One the biggest trends in the hospitality industry today, bleisure travel has hotels vying with one another to lure travelers to their properties as destination locations suitable for combined business and relaxation activities. As is often the case in hospitality, they are adapting a hotel’s design as well as its operations to provide the atmosphere and amenities bleisure travelers are seeking.

With demanding travel and work schedules, more and more of today’s business travelers, seeking to adjust their work-life balance, are extending their stays to engage in leisure and wellness activities.

According to National Car Rental’s 2019 State of the Business Travel Industry Survey, business travelers across all generations engage in bleisure travel, with millennials leading at 90%, followed by Gen Xers at 81% and boomers at 80%.

Many employees are reluctant to take long vacations due to workplace pressures and obligations. Tacking on an extra day or two to a business trip allows them to have some downtime without being conspicuously absent from the office. It’s also a way to economize.

In the National Car Rental survey, nearly half of millennials said they had engaged in bleisure travel to save costs on vacation stays.

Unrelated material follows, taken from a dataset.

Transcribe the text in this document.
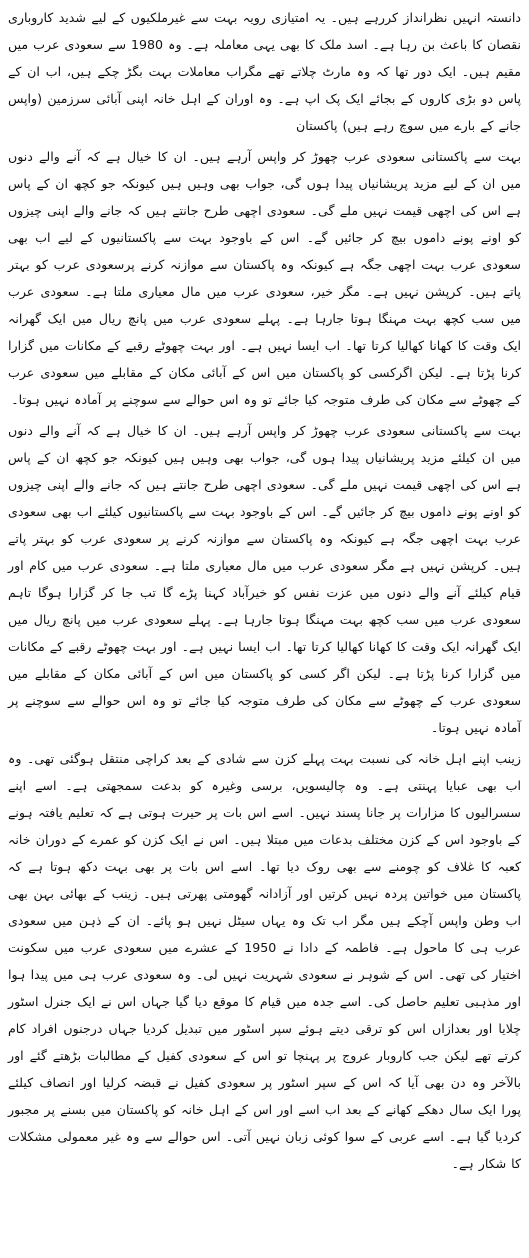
دانستہ انہیں نظرانداز کررہے ہیں۔ یہ امتیازی رویہ بہت سے غیرملکیوں کے لیے شدید کاروباری نقصان کا باعث بن رہا ہے۔ اسد ملک کا بھی یہی معاملہ ہے۔ وہ 1980 سے سعودی عرب میں مقیم ہیں۔ ایک دور تھا کہ وہ مارٹ چلاتے تھے مگراب معاملات بہت بگڑ چکے ہیں، اب ان کے پاس دو بڑی کاروں کے بجائے ایک پک اپ ہے۔ وہ اوران کے اہل خانہ اپنی آبائی سرزمین (واپس جانے کے بارے میں سوچ رہے ہیں) پاکستان

بہت سے پاکستانی سعودی عرب چھوڑ کر واپس آرہے ہیں۔ ان کا خیال ہے کہ آنے والے دنوں میں ان کے لیے مزید پریشانیاں پیدا ہوں گی، جواب بھی وہیں ہیں کیونکہ جو کچھ ان کے پاس ہے اس کی اچھی قیمت نہیں ملے گی۔ سعودی اچھی طرح جانتے ہیں کہ جانے والے اپنی چیزوں کو اونے پونے داموں بیچ کر جائیں گے۔ اس کے باوجود بہت سے پاکستانیوں کے لیے اب بھی سعودی عرب بہت اچھی جگہ ہے کیونکہ وہ پاکستان سے موازنہ کرنے پرسعودی عرب کو بہتر پاتے ہیں۔ کرپشن نہیں ہے۔ مگر خیر، سعودی عرب میں مال معیاری ملتا ہے۔ سعودی عرب میں سب کچھ بہت مہنگا ہوتا جارہا ہے۔ پہلے سعودی عرب میں پانچ ریال میں ایک گھرانہ ایک وقت کا کھانا کھالیا کرتا تھا۔ اب ایسا نہیں ہے۔ اور بہت چھوٹے رقبے کے مکانات میں گزارا کرنا پڑتا ہے۔ لیکن اگرکسی کو پاکستان میں اس کے آبائی مکان کے مقابلے میں سعودی عرب کے چھوٹے سے مکان کی طرف متوجہ کیا جائے تو وہ اس حوالے سے سوچنے پر آمادہ نہیں ہوتا۔

بہت سے پاکستانی سعودی عرب چھوڑ کر واپس آرہے ہیں۔ ان کا خیال ہے کہ آنے والے دنوں میں ان کیلئے مزید پریشانیاں پیدا ہوں گی، جواب بھی وہیں ہیں کیونکہ جو کچھ ان کے پاس ہے اس کی اچھی قیمت نہیں ملے گی۔ سعودی اچھی طرح جانتے ہیں کہ جانے والے اپنی چیزوں کو اونے پونے داموں بیچ کر جائیں گے۔ اس کے باوجود بہت سے پاکستانیوں کیلئے اب بھی سعودی عرب بہت اچھی جگہ ہے کیونکہ وہ پاکستان سے موازنہ کرنے پر سعودی عرب کو بہتر پاتے ہیں۔ کرپشن نہیں ہے مگر سعودی عرب میں مال معیاری ملتا ہے۔ سعودی عرب میں کام اور قیام کیلئے آنے والے دنوں میں عزت نفس کو خیرآباد کہنا پڑے گا تب جا کر گزارا ہوگا تاہم سعودی عرب میں سب کچھ بہت مہنگا ہوتا جارہا ہے۔ پہلے سعودی عرب میں پانچ ریال میں ایک گھرانہ ایک وقت کا کھانا کھالیا کرتا تھا۔ اب ایسا نہیں ہے۔ اور بہت چھوٹے رقبے کے مکانات میں گزارا کرنا پڑتا ہے۔ لیکن اگر کسی کو پاکستان میں اس کے آبائی مکان کے مقابلے میں سعودی عرب کے چھوٹے سے مکان کی طرف متوجہ کیا جائے تو وہ اس حوالے سے سوچنے پر آمادہ نہیں ہوتا۔

زینب اپنے اہل خانہ کی نسبت بہت پہلے کزن سے شادی کے بعد کراچی منتقل ہوگئی تھی۔ وہ اب بھی عبایا پہنتی ہے۔ وہ چالیسویں، برسی وغیرہ کو بدعت سمجھتی ہے۔ اسے اپنے سسرالیوں کا مزارات پر جانا پسند نہیں۔ اسے اس بات پر حیرت ہوتی ہے کہ تعلیم یافتہ ہونے کے باوجود اس کے کزن مختلف بدعات میں مبتلا ہیں۔ اس نے ایک کزن کو عمرے کے دوران خانہ کعبہ کا غلاف کو چومنے سے بھی روک دیا تھا۔ اسے اس بات پر بھی بہت دکھ ہوتا ہے کہ پاکستان میں خواتین پردہ نہیں کرتیں اور آزادانہ گھومتی پھرتی ہیں۔ زینب کے بھائی بہن بھی اب وطن واپس آچکے ہیں مگر اب تک وہ یہاں سیٹل نہیں ہو پائے۔ ان کے ذہن میں سعودی عرب ہی کا ماحول ہے۔ فاطمہ کے دادا نے 1950 کے عشرے میں سعودی عرب میں سکونت اختیار کی تھی۔ اس کے شوہر نے سعودی شہریت نہیں لی۔ وہ سعودی عرب ہی میں پیدا ہوا اور مذہبی تعلیم حاصل کی۔ اسے جدہ میں قیام کا موقع دیا گیا جہاں اس نے ایک جنرل اسٹور چلایا اور بعدازاں اس کو ترقی دیتے ہوئے سپر اسٹور میں تبدیل کردیا جہاں درجنوں افراد کام کرتے تھے لیکن جب کاروبار عروج پر پہنچا تو اس کے سعودی کفیل کے مطالبات بڑھتے گئے اور بالآخر وہ دن بھی آیا کہ اس کے سپر اسٹور پر سعودی کفیل نے قبضہ کرلیا اور انصاف کیلئے پورا ایک سال دھکے کھانے کے بعد اب اسے اور اس کے اہل خانہ کو پاکستان میں بسنے پر مجبور کردیا گیا ہے۔ اسے عربی کے سوا کوئی زبان نہیں آتی۔ اس حوالے سے وہ غیر معمولی مشکلات کا شکار ہے۔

Because hotel rates and airfares can be more favorable when employees travel on particular days or remain in one location for a certain period of time, employers often are willing to approve extended stays.

After all, much of their work can be done remotely, and they sometimes use the time to call on current or prospective clients or to network with local professionals or providers.

Plus, alleviating burnout benefits both the employer and the employee. Employers may even pick up some of the cost of the extended stay, although usually employees are responsible for their own personal expenses.

To attract this new breed of traveler, hotels are redesigning and upgrading their properties with spaces and amenities to suit both their work and leisure needs. For example, some have replaced the traditional podlike business center with open, day-lit co-working spaces outfitted with coffee bars where guests can attend to work tasks and socialize with one another.

For guests who prefer a more private, quiet space, they can lounge in a spacious library, complete with fireplace and comfy reading chairs, where the old, sparsely furnished lobby used to be.

Health and wellness are primary concerns of bleisure travelers. Some hotels have redesigned guest rooms to provide more space and, in some cases, fitness equipment for exercising. Others have expanded their fitness center to include yoga spaces, on-site classes, and recreational spaces outfitted with tabletop and electronic console game equipment.

Since many of these travelers are younger, hotels are revamping the aesthetic of their interiors to appeal to more contemporary tastes — light, open spaces for work and fitness; darker, plusher spaces for socializing. As a way to establish the hotel as a destination location, the designs often draw on local art, history, culture and natural scenery to link guests to their surroundings and highlight what is unique about the locale.

In addition, given the habits and values of today’s younger travelers, the properties are eco-conscious and tech-friendly with universal Wi-Fi access and app-operated access, controls and services. Increasingly, the new or updated designs are using natural and recycled building materials, incorporating solar panels and LED lighting, and providing more green spaces and views to nature.

With the industry struggling to compete with home-sharing and managed-apartment bookings readily available via an app or online, hotels perceive bleisure travel as a great opportunity to recapture market share by holding onto business travelers’ patronage for a few extra days. Great design is key to that strategy, providing guests a high-quality experience they are not likely to find in a private individual’s apartment or home.